As implied by the title, the song is a style of dance, called a “Habanera,” which is a form characterized by slow, duple meter, with a “lifting ostinato.” This rhythmic undertone, as seen in the left-hand of the piano accompaniment above, contributes to the swaying, romantic feel of the music. This style originated in English country dance, drawing from a variety of European and African influences, and quickly grew in popularity throughout Europe (especially in Catalonia, a region of Spain) during the 1700s. Its popularity then spread across the Atlantic and gained particular prominence in the country of Cuba (Barulich & Fairley, 2001).

The Habanera is also known for combining aspects of nationalism and patriotism with romance. It existed as part of the ida y velta or “coming and going” across the sea, between the old world and the new (Barulich & Fairley, 2001). Indeed, the Habanera became particularly potent in Cuba towards the end of the 1800s, right around when this song was written, during the Cuban war for independence. Spaniards living in Cuba at the time may have felt the pull between their love of their native culture and their patriotism and loyalty to their new home. Similarly, the music of these dances carried thematic combinations of lyrics and sounds that paid homage to both the old and the new. There is a feeling of “sad farewell and of loneliness at sea, themes that support the notion that many men had families in both Spain and Cuba,” (Barulich & Fairley, 2001).

This song is a good example of these different themes of the Habanera. For example, the romantic pining contained within the lyrics of “Tu” moves between a love for the land of Cuba itself (“fairest is the land of pines and of palms”) and the romantic love of an unspecified female who is connected to the land (the “queen” of the “flowers in the garden”). Moreover, the swaying rhythm helps to create the feeling of the “palm trees … in the soft breezes swaying.” Paired with the minor feel of the A section’s almost sighing melody, these peaceful lyrics create a sense of distant and removed beauty, where there is a great stillness and tranquility, but something missing at the same time, a picturesque image which seems almost too fantastically beautiful to be true.
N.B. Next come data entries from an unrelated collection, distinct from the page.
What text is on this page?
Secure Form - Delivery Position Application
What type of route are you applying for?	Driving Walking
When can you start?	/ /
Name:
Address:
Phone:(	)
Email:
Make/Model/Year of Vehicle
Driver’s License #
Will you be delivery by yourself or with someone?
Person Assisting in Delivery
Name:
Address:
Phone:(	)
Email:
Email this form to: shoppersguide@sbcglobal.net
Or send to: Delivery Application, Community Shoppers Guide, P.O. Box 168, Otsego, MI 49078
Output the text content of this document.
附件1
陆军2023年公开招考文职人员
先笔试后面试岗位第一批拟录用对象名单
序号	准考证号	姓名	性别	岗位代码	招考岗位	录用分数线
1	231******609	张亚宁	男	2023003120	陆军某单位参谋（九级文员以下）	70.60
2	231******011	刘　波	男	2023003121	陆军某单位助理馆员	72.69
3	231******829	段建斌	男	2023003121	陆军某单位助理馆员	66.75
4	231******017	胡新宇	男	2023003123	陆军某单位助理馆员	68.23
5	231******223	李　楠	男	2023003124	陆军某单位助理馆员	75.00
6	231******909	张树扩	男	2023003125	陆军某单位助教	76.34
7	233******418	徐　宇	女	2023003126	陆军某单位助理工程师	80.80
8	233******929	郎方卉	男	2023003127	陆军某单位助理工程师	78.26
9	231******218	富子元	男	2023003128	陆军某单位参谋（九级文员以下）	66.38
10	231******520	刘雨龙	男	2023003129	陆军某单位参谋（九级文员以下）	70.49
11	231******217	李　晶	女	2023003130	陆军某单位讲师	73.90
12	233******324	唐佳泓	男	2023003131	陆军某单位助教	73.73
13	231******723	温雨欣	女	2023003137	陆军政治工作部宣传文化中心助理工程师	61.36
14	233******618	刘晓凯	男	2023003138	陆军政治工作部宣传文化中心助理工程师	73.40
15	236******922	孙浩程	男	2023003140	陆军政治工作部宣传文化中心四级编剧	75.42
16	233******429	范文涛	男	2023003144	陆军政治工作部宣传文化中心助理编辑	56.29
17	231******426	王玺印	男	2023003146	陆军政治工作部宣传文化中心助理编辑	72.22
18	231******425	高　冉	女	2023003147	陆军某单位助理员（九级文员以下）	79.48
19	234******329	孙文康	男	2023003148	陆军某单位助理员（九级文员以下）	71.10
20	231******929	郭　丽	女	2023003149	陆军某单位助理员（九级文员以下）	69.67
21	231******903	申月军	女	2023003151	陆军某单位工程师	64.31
And yet, perhaps the beauty of this song lies in the positive image it paints and the love it professes, despite the feelings of unfulfillment that may underwrite them. Even in the heartaches of distance and separation, it is these messages of beauty of home that pay homage to the land and the culture of Cuba, demonstrating one of the great powers of music: to express heartfelt beauty through lyric and melody, sometimes even in the face of great distance and pain.